Antonio went to the Belvedere everyday during his stay. He walked every room and looked at every painting; the excuse for the trip was inspiration after all, he couldn't squander all his time strolling through parks and graveyards.
And it was hard for someone to escape Antonio's view. He usually caught every person at least for a moment. But the young boy with a black jacket, staring forlornly at a Klimt seemed to materialize out of thin air, just as Antonio was preparing to sigh.
But he should've known that it was a pipe dream.
When he had the chance to follow the mysterious boy again, he couldn't find the strength to do it. Because it was pointless, wasn't it? The day will be a dream by tomorrow, and the friendship or the romance, or neither of the two won't matter back home. And it's easier if it's nothing.
The boy was walking further and further away, but Antonio could still feel the heat of those amber eyes.

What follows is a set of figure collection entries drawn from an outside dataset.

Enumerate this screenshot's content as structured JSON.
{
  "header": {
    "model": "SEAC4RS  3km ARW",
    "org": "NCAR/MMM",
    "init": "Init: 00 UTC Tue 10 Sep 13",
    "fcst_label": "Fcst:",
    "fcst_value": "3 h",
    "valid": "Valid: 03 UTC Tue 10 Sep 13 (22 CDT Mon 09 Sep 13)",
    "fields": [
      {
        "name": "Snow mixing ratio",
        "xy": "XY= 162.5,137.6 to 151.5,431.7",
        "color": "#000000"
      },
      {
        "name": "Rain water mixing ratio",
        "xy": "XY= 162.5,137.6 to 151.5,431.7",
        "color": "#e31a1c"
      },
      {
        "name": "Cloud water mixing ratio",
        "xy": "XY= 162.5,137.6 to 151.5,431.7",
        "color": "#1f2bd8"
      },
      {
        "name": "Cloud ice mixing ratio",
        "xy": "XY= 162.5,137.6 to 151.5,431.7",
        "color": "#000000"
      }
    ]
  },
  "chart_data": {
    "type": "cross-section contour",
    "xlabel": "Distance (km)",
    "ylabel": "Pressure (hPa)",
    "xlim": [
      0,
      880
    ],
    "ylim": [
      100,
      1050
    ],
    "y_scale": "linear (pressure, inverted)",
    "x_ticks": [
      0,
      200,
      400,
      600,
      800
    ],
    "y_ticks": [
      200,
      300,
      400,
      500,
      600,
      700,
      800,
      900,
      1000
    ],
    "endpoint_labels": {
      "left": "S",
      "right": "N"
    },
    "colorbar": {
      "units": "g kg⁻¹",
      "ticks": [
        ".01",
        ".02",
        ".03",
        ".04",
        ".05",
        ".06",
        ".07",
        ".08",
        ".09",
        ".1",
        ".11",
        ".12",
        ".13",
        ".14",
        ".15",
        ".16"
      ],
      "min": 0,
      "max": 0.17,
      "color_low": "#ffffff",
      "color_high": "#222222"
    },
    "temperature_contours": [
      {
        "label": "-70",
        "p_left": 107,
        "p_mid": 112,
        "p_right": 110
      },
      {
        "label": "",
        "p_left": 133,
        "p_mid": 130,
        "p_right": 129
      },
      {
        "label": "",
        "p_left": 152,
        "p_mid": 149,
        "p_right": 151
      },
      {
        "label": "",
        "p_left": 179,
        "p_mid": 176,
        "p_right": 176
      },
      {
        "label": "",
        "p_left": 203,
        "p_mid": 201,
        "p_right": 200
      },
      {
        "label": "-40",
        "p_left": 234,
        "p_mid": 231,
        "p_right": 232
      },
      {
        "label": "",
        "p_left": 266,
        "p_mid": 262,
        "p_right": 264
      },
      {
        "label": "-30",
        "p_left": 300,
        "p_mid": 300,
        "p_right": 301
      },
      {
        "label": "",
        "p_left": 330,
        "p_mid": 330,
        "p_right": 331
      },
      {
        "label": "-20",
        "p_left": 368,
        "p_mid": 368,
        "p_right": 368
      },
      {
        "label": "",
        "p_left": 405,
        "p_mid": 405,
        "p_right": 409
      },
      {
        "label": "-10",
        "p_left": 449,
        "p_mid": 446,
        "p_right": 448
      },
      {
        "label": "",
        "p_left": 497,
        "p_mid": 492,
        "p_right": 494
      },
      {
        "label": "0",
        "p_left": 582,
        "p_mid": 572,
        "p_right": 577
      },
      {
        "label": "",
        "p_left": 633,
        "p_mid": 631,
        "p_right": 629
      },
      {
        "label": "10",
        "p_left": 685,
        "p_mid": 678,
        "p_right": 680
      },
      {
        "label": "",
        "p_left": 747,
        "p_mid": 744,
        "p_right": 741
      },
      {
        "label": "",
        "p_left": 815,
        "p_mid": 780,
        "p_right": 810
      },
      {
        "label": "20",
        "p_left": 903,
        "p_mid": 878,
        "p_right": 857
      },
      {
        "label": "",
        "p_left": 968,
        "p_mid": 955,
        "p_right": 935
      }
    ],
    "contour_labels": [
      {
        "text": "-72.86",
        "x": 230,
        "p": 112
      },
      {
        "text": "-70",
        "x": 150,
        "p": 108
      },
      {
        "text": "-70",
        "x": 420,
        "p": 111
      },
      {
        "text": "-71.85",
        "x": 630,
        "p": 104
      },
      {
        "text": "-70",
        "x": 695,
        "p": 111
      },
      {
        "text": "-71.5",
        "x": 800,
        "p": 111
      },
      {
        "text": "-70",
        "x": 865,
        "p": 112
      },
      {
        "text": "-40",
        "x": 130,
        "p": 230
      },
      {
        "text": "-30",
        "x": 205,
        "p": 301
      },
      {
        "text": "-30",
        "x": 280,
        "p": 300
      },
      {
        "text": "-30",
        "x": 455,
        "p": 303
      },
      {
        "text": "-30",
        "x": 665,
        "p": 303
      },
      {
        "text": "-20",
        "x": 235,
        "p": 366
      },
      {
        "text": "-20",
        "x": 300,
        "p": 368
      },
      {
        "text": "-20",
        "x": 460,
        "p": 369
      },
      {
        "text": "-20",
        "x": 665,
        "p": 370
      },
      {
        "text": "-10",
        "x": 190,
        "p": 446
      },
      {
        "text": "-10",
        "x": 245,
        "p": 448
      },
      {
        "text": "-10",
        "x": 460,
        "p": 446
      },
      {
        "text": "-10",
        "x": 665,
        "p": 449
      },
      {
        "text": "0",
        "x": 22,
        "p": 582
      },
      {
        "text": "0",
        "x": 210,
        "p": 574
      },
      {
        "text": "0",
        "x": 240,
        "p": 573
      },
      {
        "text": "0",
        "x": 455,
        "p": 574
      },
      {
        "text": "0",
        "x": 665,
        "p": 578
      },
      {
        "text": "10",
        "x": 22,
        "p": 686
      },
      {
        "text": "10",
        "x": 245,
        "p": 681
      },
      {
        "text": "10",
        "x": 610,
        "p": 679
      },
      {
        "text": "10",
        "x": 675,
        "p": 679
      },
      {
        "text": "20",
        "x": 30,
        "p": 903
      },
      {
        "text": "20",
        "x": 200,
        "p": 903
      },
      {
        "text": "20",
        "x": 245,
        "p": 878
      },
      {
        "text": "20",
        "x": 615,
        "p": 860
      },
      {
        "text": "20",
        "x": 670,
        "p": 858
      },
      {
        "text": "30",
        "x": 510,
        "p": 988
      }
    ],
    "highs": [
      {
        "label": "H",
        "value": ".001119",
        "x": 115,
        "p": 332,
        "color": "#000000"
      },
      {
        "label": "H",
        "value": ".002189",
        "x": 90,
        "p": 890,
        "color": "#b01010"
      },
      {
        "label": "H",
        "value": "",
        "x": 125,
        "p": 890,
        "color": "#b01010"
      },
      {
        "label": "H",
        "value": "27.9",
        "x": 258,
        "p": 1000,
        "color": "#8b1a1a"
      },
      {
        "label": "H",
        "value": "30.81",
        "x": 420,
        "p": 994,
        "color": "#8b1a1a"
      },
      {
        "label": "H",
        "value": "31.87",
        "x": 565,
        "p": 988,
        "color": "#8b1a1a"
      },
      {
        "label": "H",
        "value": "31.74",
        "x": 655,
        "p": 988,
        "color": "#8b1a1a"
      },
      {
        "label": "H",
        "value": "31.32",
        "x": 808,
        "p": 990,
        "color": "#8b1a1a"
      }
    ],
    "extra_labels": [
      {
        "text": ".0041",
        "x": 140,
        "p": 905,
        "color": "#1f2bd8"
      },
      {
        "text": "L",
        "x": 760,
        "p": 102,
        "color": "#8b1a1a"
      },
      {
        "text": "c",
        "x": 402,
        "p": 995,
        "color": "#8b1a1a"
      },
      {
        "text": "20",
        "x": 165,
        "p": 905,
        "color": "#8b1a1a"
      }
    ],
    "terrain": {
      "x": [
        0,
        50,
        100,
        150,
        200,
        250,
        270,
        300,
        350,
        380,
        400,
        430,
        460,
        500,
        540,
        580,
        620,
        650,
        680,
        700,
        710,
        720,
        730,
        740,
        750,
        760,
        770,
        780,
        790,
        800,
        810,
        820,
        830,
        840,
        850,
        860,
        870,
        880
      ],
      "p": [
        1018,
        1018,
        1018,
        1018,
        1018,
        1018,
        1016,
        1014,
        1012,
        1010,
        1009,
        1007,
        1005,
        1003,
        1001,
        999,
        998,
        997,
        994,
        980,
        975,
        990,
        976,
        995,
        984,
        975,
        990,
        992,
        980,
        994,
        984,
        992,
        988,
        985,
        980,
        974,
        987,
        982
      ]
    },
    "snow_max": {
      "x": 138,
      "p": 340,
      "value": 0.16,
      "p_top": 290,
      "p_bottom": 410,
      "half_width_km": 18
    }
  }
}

Perhaps he should cherish the memory and leave it at that.
Antonio backed away.
The sun was falling. It was breaking the mist.
"Antonio!" a loud, but unmistakably reluctant yell echoed down the hill of the street.
Antonio jolted and turned around fast. He couldn't see much through the glare of the sun, but someone was standing up there.
"If you have a problem with me, settle it in Rome," the voice, now clearer yelled again. It was the boy.
Antonio was stunned for a second, but then laughter bubbled from his lips.
"Is that funny to you?" the boy demanded, his voice was shakier now, on the verge of shyness.
It is. It really is. "I don't even know your name," Antonio complained with a smile.
The boy scoffed, "as if I'd tell you that." He was already jogging away.
Antonio was still laughing, he couldn't stop. When life takes a spin like a dream, it's never easy to believe. But serendipity does happen. Antonio leaned against the wall to catch his breath. He only had one option: might as well take the bull by the horns and see what happens.
Maybe he would find what he was looking for in Rome, or maybe not. If loneliness was designed to be his curse, he might as well follow any trick of escape.
Antonio sighed.
That boy was so interesting, and so lonely, and so, so pretty.